Aleksey Tsvetkov, a Russian poet,
notes that “more than once” he has heard others say the same thing and that
Zhadan’s observation is important both in explaining Vladimir Putin’s anger and
the implications for Russia of a truly independent Ukraine (inliberty.ru/blog/2303-Komu-prinadlezhit-yazyk).
According to
Tsvetkov, the issue of “who owns the Russian language” has always been resolved
in Russia by silent acquiescence, with most Russians passively assuming that
“the language belonged to the empire and that anyone who uses does so … as it
were by a license extended to him from the center.”
Most empires, the Russian poet
continues, are “in principle multi-lingual; but Russia in this sense is
different from the majority of others” because while it has tolerated
non-Russian languages on the further periphery of its holdings, it has not done
so in the metropolitan center in which Russians believe Ukrainians fit.
Indeed, he argues, “the strategy of
conscious Russification” which took off in the last third of the nineteenth
century “over a comparatively short time achieved unique results: in the
contemporary Russian language, local dialects practically disappeared;” and
hence those who spoke what Russians viewed as variants of Russian were opposed.
“The relation of the average
resident of the Russian metropolitan center to his language was formed by two
main factors: a feeling of the center from which in the view of this resident
this language was legitimately running the language and the absence of
independent [cases] of the use of this language outside [Russia’s] borders.”
According to Tsvetkov, “such a
situation was conceived as completely natural while in fact it was an exception”
to the rules that have governed linguistic development in imperial and especially
post-imperial spaces where people still speak a variant of the language of the former
center but do not feel constrained by its approach.
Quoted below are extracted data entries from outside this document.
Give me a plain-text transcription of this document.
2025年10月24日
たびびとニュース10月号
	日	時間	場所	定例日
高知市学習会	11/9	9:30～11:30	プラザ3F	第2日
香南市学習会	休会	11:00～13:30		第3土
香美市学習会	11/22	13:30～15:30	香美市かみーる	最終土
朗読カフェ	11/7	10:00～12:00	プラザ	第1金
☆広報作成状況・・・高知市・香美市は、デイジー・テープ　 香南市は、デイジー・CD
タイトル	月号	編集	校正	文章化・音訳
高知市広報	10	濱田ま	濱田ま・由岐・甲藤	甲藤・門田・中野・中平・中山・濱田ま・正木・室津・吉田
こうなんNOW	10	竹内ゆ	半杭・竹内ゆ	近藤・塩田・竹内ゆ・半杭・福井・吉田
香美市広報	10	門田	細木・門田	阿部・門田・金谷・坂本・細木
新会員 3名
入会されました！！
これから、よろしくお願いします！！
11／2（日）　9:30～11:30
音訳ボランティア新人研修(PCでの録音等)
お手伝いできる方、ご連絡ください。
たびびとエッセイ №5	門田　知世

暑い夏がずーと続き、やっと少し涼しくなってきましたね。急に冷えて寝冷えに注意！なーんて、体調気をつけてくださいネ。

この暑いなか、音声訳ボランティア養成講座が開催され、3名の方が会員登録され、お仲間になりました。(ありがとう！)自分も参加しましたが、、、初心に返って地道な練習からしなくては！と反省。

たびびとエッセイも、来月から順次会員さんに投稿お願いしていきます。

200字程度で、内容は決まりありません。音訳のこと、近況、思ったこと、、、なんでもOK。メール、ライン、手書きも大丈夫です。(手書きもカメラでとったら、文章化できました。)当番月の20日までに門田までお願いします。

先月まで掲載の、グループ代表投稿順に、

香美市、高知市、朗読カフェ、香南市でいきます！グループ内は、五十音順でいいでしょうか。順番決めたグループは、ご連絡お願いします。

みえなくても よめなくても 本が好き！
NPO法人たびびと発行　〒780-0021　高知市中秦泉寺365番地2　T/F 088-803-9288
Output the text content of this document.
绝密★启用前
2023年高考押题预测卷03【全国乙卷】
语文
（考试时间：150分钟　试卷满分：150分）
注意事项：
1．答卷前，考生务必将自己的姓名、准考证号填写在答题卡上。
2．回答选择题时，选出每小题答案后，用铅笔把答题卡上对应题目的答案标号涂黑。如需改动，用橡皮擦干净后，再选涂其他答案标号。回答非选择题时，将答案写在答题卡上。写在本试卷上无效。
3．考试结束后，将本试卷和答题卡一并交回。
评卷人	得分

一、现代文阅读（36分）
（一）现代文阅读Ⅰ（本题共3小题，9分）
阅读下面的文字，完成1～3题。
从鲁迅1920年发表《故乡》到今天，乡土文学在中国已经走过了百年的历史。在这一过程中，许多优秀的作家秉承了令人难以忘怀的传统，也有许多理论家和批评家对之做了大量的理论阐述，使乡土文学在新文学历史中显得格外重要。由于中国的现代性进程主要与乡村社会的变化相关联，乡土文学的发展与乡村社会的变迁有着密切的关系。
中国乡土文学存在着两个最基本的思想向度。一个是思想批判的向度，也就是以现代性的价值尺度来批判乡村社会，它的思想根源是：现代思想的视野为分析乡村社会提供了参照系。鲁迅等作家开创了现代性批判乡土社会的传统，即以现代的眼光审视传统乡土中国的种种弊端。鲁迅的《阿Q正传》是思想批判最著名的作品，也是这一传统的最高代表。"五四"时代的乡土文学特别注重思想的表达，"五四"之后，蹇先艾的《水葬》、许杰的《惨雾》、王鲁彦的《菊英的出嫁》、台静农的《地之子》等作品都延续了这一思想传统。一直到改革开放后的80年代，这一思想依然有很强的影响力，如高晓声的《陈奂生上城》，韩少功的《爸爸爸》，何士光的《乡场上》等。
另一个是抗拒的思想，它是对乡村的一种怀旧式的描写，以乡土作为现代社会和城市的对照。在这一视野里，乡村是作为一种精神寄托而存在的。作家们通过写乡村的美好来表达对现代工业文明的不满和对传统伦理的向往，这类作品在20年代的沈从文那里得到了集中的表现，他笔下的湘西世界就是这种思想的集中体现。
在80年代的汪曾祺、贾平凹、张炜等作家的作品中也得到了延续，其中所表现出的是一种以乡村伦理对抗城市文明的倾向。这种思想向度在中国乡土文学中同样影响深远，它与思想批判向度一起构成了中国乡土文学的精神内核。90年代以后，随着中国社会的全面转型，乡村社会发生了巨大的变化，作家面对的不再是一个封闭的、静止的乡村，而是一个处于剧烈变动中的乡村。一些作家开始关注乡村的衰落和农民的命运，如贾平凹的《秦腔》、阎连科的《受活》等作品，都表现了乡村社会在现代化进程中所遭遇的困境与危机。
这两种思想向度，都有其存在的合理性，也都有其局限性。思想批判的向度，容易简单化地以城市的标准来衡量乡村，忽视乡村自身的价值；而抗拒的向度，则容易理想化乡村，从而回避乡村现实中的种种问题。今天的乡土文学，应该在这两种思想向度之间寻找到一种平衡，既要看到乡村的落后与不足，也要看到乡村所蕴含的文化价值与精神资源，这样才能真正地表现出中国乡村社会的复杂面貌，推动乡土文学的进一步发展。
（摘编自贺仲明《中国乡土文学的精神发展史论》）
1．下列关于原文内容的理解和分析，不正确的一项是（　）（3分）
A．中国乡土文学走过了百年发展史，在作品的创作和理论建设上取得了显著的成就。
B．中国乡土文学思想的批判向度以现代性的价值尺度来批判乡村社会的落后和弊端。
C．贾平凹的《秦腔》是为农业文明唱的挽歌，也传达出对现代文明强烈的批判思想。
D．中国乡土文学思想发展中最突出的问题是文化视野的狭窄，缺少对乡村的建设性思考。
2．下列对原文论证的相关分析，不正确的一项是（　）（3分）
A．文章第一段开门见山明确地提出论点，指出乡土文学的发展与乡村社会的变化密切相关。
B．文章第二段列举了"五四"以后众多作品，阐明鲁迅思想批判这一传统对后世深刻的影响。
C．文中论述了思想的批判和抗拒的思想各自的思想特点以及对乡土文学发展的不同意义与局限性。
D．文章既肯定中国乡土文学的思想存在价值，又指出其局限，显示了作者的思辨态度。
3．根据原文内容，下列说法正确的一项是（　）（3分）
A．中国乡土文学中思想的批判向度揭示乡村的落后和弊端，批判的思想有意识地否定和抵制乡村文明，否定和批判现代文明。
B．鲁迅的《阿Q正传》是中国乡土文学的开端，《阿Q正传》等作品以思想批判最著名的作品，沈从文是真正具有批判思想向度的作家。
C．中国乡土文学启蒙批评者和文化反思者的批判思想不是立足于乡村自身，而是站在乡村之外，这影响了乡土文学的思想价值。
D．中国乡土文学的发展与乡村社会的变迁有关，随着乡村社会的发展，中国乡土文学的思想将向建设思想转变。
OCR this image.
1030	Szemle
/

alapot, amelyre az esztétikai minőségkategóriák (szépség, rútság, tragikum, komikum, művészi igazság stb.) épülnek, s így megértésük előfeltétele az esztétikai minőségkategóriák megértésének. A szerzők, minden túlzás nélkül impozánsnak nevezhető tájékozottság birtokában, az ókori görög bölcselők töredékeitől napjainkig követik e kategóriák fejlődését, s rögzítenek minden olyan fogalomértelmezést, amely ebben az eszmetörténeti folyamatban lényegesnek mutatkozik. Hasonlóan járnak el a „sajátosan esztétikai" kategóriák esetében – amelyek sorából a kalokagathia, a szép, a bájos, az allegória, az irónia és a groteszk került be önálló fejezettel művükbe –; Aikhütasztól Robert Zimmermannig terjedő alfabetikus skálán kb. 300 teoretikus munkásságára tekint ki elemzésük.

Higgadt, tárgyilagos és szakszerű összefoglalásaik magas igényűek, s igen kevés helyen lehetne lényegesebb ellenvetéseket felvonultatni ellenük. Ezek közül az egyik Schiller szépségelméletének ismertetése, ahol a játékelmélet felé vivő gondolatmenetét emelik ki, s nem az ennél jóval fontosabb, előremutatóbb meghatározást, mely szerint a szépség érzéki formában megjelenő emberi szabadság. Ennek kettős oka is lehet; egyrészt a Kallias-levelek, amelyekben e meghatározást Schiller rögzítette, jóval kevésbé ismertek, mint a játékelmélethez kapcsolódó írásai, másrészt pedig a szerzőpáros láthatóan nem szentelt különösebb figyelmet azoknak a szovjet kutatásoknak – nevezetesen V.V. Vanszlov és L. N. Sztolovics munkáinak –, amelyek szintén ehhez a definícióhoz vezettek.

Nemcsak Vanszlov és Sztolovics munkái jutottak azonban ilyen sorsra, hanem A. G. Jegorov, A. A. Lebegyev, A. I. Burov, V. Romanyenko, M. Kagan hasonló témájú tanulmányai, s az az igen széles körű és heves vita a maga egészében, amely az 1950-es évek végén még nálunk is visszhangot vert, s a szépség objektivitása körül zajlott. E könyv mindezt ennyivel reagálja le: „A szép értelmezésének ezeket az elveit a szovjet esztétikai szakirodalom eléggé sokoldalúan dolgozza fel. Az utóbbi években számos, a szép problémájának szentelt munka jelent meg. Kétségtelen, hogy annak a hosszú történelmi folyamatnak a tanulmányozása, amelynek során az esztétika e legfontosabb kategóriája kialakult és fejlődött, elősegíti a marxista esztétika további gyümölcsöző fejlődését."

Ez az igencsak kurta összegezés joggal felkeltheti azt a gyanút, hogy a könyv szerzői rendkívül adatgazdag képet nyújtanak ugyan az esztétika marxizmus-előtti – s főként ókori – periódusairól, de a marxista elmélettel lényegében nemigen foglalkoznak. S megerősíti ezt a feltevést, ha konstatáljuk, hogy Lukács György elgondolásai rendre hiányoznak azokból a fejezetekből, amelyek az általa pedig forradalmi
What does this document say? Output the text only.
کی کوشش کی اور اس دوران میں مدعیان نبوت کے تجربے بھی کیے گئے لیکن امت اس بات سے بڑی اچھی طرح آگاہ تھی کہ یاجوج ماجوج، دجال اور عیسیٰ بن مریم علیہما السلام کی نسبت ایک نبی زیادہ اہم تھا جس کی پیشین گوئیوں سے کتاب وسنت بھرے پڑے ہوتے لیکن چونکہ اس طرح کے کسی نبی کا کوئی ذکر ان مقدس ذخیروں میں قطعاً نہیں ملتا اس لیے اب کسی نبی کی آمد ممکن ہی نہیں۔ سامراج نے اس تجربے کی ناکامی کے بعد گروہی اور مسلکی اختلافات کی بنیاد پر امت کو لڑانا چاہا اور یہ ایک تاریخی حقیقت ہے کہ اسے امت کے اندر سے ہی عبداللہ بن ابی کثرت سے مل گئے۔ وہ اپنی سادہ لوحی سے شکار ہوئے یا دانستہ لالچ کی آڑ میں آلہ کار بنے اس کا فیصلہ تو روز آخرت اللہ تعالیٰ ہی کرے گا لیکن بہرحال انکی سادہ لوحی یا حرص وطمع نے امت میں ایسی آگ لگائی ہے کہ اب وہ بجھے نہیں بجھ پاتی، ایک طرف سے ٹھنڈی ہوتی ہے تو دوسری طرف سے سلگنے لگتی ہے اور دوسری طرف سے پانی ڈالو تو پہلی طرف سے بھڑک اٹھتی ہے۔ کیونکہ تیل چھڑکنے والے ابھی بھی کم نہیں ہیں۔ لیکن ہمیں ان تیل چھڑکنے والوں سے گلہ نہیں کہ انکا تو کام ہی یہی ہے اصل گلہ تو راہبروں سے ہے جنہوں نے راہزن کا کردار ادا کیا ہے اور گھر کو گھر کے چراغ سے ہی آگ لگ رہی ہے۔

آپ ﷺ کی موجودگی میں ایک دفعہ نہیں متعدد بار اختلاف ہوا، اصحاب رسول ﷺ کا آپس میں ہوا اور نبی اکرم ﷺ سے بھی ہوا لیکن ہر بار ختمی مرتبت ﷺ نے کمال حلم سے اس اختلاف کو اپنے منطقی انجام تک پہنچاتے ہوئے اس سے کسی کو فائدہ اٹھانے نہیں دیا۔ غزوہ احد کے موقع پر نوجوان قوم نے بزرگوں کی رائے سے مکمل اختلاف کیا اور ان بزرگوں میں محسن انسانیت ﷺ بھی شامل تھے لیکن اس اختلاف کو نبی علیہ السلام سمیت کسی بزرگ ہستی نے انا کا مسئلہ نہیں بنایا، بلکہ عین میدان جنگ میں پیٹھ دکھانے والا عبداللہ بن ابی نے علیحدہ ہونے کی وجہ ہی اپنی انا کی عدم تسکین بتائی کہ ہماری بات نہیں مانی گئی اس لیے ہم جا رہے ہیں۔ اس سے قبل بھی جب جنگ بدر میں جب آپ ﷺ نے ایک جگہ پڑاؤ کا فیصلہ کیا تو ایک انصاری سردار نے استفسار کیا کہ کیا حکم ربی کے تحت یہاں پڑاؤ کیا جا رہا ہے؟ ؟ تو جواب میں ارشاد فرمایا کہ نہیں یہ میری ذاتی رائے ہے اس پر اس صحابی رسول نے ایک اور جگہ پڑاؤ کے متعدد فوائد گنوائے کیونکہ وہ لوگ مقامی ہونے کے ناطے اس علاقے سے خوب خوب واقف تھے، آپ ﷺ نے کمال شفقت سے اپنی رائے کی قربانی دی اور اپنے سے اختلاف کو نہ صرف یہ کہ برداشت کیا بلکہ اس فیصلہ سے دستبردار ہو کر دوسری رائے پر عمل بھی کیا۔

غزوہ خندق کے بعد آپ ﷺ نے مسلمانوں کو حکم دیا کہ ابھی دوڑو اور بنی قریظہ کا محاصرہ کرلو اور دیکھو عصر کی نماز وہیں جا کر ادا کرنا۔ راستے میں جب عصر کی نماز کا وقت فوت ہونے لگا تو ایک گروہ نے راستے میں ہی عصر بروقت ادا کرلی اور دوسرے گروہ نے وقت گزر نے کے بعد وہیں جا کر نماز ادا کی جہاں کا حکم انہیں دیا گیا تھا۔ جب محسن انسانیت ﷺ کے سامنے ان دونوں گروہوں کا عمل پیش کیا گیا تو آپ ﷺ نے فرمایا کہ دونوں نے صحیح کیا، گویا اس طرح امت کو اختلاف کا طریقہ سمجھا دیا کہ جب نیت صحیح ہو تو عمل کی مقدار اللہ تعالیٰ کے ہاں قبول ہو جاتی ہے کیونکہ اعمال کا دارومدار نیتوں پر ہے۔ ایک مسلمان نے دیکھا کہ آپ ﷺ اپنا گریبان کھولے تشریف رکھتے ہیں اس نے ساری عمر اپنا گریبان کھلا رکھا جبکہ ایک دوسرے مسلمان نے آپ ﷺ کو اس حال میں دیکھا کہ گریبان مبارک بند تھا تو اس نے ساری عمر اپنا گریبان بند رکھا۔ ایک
“British, American, Indian and other
variants can be called dialects only with difficulty. The linguist Max Weinreich
once joked that a language unlike a dialect had its own army and fleet.” But in
fact, this is simply English’s “decentralization,” which has happened with
other imperial languages and is now happening with Russian.
In post-imperial countries where the population
has its own language, the Russian poet continues, it often happens that the imposition
or promotion of that language is at the center of nation building. Russian
paradoxically is doing this even as it has not entirely given up its imperial
past.
Russia’s “status as a nation state is
still doubtful as it has not recovered to this day from its imperial sleep,”
Tsvetkov says; but at the same time, he points out, Russia is pursuing “a
purely nationalistic language policy” and seeking to impose it at home and
abroad by force.
With the rise of Ukraine where many
citizens speak Russian and Russian diasporas further afield, Russia is now
being forced to confront a situation in which it doesn’t have a state monopoly
on the language however much Putin would like to maintain that archaic form.
And this loss in control means, Tsvetkov
says, that “Russian judging from everything will be forced to come to terms
with the fact that it no longer has the right to dictate to the entire world”
how Russian is used or spoken, regardless of what the Kremlin now thinks.